Refer to FIG. 6 a diagram showing the distribution of Hf concentribution from S to E (measured along the direction from the edge of the sputtering table to the center of the sputtering table). From FIG. 6, it is observed: Hf concentration decreases continuously from the edge to the center, i.e. there is an Hf concentration gradient on the substrate 20. The as-deposited sample having a typical composition Fe_48.5CO_20.7Hf_10.9N_19.9 is tested with a VSM (Vibration Sample Magnetometer) and a high-frequency permeameter. Test results are respectively shown in FIG. 7 and FIG. 8. From FIG. 7, it is observed: The as-deposited substrate 20 has an obvious uniaxial anisotropy, i.e. there is a very great anisotropic field (over 150 Oe) along the radial direction, and saturation magnetization is easily attained in the direction vertical to the radius direction. FIG. 8 is a diagram showing the magnetic spectrum of the as-deposited sample with a typical composition Fe_48.5Co_20.7Hf_10.9N_19.9. From FIG. 8, it is observed: The sample can reach a resonance frequency over 3 GHz, and the relative permeability thereof is over 100 at near 3 GHz. Test results indicate that the material of the (Fe_xCo_y)_zHf_uN_v system fabricated according to the present invention has superior magnetic properties and high-frequency magnetic performance.

From the experimental results of two material systems mentioned above, it is known that the concentration-gradient high-frequency ferromagnetic film fabricated with the method of the present invention has a saturation magnetization (Ms) of between 12 and 25 kG, a uniaxial anisotropic field of between 50 and 400 Oe or more and a self-resonance frequency of near 3 GHz or more according to the concentration of the doping.

Those described above are only the preferred embodiments to exemplify the present invention but not to limit the scope of the present invention. Any equivalent modification or variation according to the spirit of the present invention is to be also included within the scope of the present invention.

Claims

1. A method for fabricating a concentration-gradient high-frequency ferromagnetic film, which is realized with a vacuum sputtering method, comprising:

arranging a primary material target exactly below a sputter-coated substrate to achieve the on-substrate concentration uniformity of the components coming from said primary material target; and arranging at least one doping target at a position deviating from the center of said substrate to create a doping concentration gradient on said substrate along a direction.

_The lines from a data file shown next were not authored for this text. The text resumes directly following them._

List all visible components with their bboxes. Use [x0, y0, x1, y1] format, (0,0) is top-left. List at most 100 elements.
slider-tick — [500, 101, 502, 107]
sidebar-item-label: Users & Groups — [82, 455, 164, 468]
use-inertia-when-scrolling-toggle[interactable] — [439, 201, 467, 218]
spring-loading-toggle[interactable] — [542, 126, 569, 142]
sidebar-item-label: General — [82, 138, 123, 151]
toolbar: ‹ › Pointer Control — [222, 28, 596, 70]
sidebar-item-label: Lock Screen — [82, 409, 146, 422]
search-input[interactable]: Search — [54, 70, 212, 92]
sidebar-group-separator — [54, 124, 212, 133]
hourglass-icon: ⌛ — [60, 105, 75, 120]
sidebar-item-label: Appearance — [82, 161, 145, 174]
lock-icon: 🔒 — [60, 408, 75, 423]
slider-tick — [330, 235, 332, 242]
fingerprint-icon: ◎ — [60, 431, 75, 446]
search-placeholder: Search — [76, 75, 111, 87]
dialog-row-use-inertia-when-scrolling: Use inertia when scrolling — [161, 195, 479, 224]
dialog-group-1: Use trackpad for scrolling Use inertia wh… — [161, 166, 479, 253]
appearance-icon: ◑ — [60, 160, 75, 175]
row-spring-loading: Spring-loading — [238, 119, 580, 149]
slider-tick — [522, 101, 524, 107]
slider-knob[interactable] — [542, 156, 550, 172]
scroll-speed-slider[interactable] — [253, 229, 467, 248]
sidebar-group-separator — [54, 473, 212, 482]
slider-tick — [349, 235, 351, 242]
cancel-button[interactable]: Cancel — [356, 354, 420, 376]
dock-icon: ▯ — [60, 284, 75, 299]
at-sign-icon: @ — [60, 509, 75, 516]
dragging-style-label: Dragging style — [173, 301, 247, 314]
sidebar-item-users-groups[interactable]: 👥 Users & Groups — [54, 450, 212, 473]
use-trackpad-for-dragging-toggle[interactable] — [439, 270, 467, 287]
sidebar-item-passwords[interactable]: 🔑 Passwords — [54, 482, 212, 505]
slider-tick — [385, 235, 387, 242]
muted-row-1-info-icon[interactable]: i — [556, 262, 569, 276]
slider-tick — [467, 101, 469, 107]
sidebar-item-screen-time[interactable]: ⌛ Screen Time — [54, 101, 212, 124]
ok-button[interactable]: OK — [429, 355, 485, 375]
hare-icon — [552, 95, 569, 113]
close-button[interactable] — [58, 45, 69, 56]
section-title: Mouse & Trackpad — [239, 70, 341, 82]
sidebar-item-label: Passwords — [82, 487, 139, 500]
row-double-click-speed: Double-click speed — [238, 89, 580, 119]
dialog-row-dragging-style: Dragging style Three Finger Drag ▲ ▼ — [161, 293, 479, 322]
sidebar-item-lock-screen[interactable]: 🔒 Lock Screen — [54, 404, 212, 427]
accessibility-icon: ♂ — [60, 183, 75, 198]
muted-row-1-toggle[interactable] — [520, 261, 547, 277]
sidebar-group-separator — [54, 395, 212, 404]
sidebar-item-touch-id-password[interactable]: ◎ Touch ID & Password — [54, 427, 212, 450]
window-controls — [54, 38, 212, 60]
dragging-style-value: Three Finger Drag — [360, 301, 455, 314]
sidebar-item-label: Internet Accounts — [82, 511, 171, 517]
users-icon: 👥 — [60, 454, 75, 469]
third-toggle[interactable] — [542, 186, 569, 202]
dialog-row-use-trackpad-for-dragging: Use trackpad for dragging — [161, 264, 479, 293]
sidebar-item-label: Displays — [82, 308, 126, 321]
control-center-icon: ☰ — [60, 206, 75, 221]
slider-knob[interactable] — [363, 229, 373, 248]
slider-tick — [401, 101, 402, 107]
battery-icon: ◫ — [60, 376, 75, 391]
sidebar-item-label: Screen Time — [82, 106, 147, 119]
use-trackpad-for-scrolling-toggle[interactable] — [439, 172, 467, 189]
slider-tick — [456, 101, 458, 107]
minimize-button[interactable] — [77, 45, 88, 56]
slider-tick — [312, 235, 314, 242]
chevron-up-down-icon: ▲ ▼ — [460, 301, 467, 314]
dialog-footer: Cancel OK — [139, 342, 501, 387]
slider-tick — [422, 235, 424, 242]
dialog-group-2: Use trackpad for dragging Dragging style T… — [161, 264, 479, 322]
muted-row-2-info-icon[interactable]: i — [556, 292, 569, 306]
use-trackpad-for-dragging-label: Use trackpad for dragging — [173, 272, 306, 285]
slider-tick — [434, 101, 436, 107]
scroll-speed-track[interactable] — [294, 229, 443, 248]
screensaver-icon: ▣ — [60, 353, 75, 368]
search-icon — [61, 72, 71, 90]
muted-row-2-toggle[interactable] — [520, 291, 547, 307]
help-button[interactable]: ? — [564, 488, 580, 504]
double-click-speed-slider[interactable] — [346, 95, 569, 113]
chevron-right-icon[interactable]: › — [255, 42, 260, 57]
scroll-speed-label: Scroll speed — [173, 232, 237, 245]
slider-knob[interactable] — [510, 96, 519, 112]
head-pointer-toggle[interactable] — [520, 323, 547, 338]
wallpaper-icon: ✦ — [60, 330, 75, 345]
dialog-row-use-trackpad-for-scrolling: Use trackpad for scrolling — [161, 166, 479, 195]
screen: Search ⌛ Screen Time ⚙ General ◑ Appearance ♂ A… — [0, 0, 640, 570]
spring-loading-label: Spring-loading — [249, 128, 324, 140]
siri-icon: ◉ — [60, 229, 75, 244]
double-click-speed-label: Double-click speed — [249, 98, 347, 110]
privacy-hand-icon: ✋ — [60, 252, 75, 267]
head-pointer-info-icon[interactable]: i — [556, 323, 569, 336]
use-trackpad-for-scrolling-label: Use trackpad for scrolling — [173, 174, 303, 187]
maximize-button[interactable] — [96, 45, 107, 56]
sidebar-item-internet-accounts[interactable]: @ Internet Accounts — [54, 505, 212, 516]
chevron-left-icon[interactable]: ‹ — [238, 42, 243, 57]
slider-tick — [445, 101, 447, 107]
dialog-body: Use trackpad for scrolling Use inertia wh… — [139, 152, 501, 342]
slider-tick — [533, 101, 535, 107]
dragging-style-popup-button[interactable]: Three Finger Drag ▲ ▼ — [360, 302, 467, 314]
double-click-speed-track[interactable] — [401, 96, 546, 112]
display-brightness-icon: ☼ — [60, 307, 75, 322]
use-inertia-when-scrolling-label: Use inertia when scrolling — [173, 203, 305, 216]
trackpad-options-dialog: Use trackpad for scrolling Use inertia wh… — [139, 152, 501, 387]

2. The method for fabricating a concentration-gradient high-frequency ferromagnetic film according to claim 1, wherein the components of said primary material target are selected from ferromagnetic materials.

3. The method for fabricating a concentration-gradient high-frequency ferromagnetic film according to claim 2, wherein said ferromagnetic material is selected from the group consisting of iron, cobalt and nickel.

4. The method for fabricating a concentration-gradient high-frequency ferromagnetic film according to claim 2, wherein said ferromagnetic material is a ferromagnetic alloy.

5. The method for fabricating a concentration-gradient high-frequency ferromagnetic film according to claim 4, wherein said ferromagnetic alloy is an alloy of magnetic transition metals or an alloy of transition metals and rare earth elements.

6. The method for fabricating a concentration-gradient high-frequency ferromagnetic film according to claim 2, wherein said ferromagnetic material is a non-metal magnetic material.

7. The method for fabricating a concentration-gradient high-frequency ferromagnetic film according to claim 6, wherein said non-metal magnetic material is a magnetic oxide material.

8. The method for fabricating a concentration-gradient high-frequency ferromagnetic film according to claim 1, wherein the components of said doping target are selected from the group consisting of metals, oxides, nitrides and borides.